Create a diff from a git commit

Working with a git repository is generally easier if you commit your changes locally. Unlike CVS, where commiting your changes is synonymous with sending those changes to the central repository, git has a two-stage commit process: commit the changes locally, then separately push those changes to a central repository. This allows developers to have the benefits of change control without needing write access to the central repository.

To commit changes locally, use the 'git add' and 'git commit' commands. You can add several times on various files, and then commit them all together. For example:

$ git add file1.c
$ git add file2.c file3.h
$ git commit

The commit command will allow you to write a commit message. GStreamer developers generally use 'pluginname: short description of changes', a blank line, and then potentially several lines of detailed information about the changes.

To modify a commit, including adding new files, you can use 'git commit --amend'.

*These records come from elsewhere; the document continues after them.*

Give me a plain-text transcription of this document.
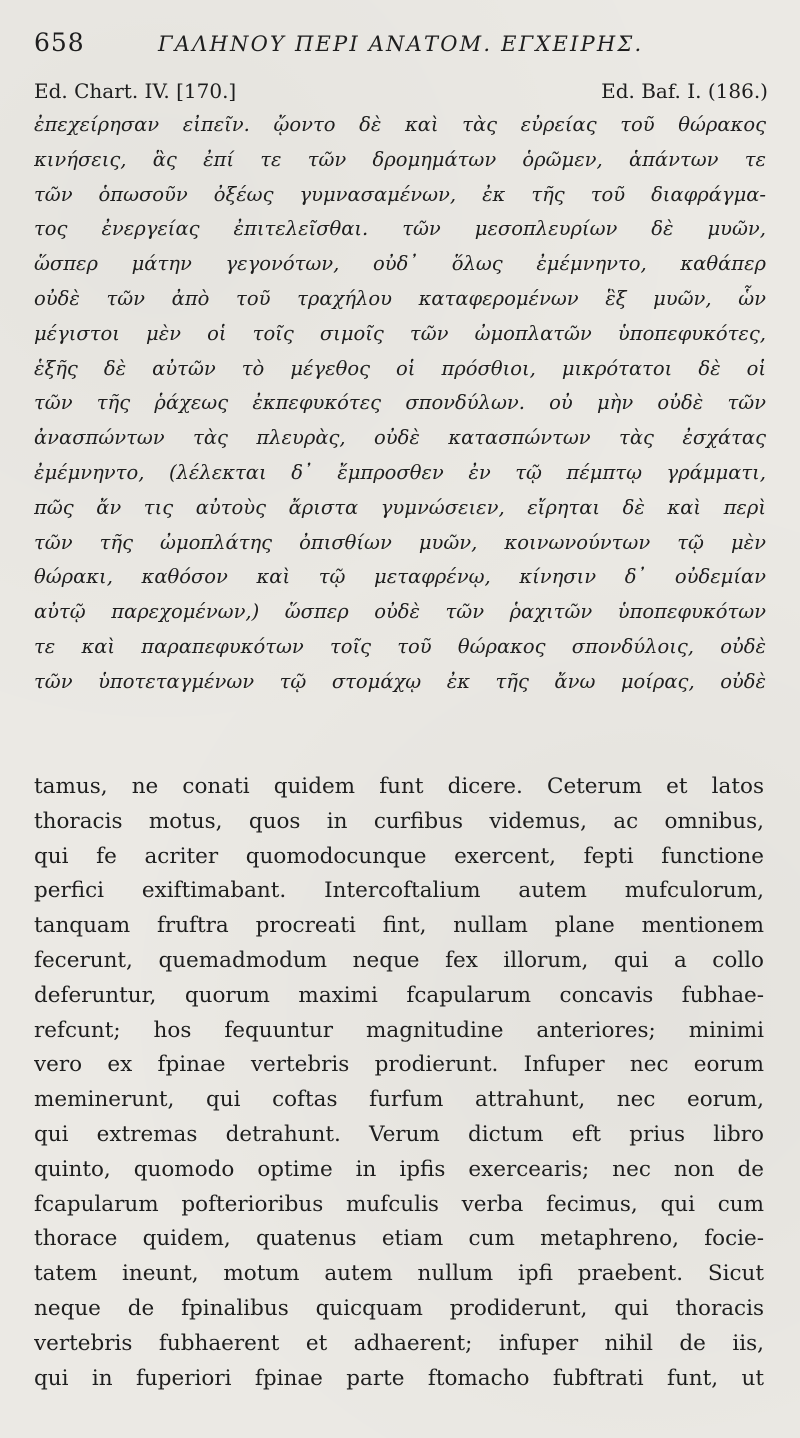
658	ΓΑΛΗΝΟΥ ΠΕΡΙ ΑΝΑΤΟΜ. ΕΓΧΕΙΡΗΣ.
Ed. Chart. IV. [170.]	Ed. Baf. I. (186.)
ἐπεχείρησαν εἰπεῖν. ᾤοντο δὲ καὶ τὰς εὐρείας τοῦ θώρακος
κινήσεις, ἃς ἐπί τε τῶν δρομημάτων ὁρῶμεν, ἁπάντων τε
τῶν ὁπωσοῦν ὀξέως γυμνασαμένων, ἐκ τῆς τοῦ διαφράγμα-
τος ἐνεργείας ἐπιτελεῖσθαι. τῶν μεσοπλευρίων δὲ μυῶν,
ὥσπερ μάτην γεγονότων, οὐδ᾿ ὅλως ἐμέμνηντο, καθάπερ
οὐδὲ τῶν ἀπὸ τοῦ τραχήλου καταφερομένων ἓξ μυῶν, ὧν
μέγιστοι μὲν οἱ τοῖς σιμοῖς τῶν ὠμοπλατῶν ὑποπεφυκότες,
ἑξῆς δὲ αὐτῶν τὸ μέγεθος οἱ πρόσθιοι, μικρότατοι δὲ οἱ
τῶν τῆς ῥάχεως ἐκπεφυκότες σπονδύλων. οὐ μὴν οὐδὲ τῶν
ἀνασπώντων τὰς πλευρὰς, οὐδὲ κατασπώντων τὰς ἐσχάτας
ἐμέμνηντο, (λέλεκται δ᾿ ἔμπροσθεν ἐν τῷ πέμπτῳ γράμματι,
πῶς ἄν τις αὐτοὺς ἄριστα γυμνώσειεν, εἴρηται δὲ καὶ περὶ
τῶν τῆς ὠμοπλάτης ὀπισθίων μυῶν, κοινωνούντων τῷ μὲν
θώρακι, καθόσον καὶ τῷ μεταφρένῳ, κίνησιν δ᾿ οὐδεμίαν
αὐτῷ παρεχομένων,) ὥσπερ οὐδὲ τῶν ῥαχιτῶν ὑποπεφυκότων
τε καὶ παραπεφυκότων τοῖς τοῦ θώρακος σπονδύλοις, οὐδὲ
τῶν ὑποτεταγμένων τῷ στομάχῳ ἐκ τῆς ἄνω μοίρας, οὐδὲ
tamus, ne conati quidem funt dicere. Ceterum et latos
thoracis motus, quos in curfibus videmus, ac omnibus,
qui fe acriter quomodocunque exercent, fepti functione
perfici exiftimabant. Intercoftalium autem mufculorum,
tanquam fruftra procreati fint, nullam plane mentionem
fecerunt, quemadmodum neque fex illorum, qui a collo
deferuntur, quorum maximi fcapularum concavis fubhae-
refcunt; hos fequuntur magnitudine anteriores; minimi
vero ex fpinae vertebris prodierunt. Infuper nec eorum
meminerunt, qui coftas furfum attrahunt, nec eorum,
qui extremas detrahunt. Verum dictum eft prius libro
quinto, quomodo optime in ipfis exercearis; nec non de
fcapularum pofterioribus mufculis verba fecimus, qui cum
thorace quidem, quatenus etiam cum metaphreno, focie-
tatem ineunt, motum autem nullum ipfi praebent. Sicut
neque de fpinalibus quicquam prodiderunt, qui thoracis
vertebris fubhaerent et adhaerent; infuper nihil de iis,
qui in fuperiori fpinae parte ftomacho fubftrati funt, ut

Once you have committed changes, and want to pull new changes from the central GStreamer repository, use 'git pull --rebase'. The '--rebase' option causes git to replay your changes on top of any changes that you pull from the central repository.

To create a nicely formatted patch from the most recent commit, use:

$ git format-patch -n1

Attaching a patch that is in this form to a bugzilla bug makes applying and merging the patch much easier for another developers that reviews your patch.

If you haven't used git before, it would be a good idea to tell it who you are:

$ git config --global "George S. Treamer"
$ git config --global ""

What to do after you have submitted your patch

Most of all, please be patient. We try to review patches as quickly as possible, but there is such a high turnaround of bugs, patches and feature requests that it is not always possible to tend to them all as quickly as we'd like. This is especially true for completely new plugins. If you haven't gotten any response at all for a while, feel free to 'ping' us by posting a quick follow-up comment to the bug or finding us on IRC (many developers actively track changes in bugzilla via e-mail, so a follow-up comment will usually be noticed).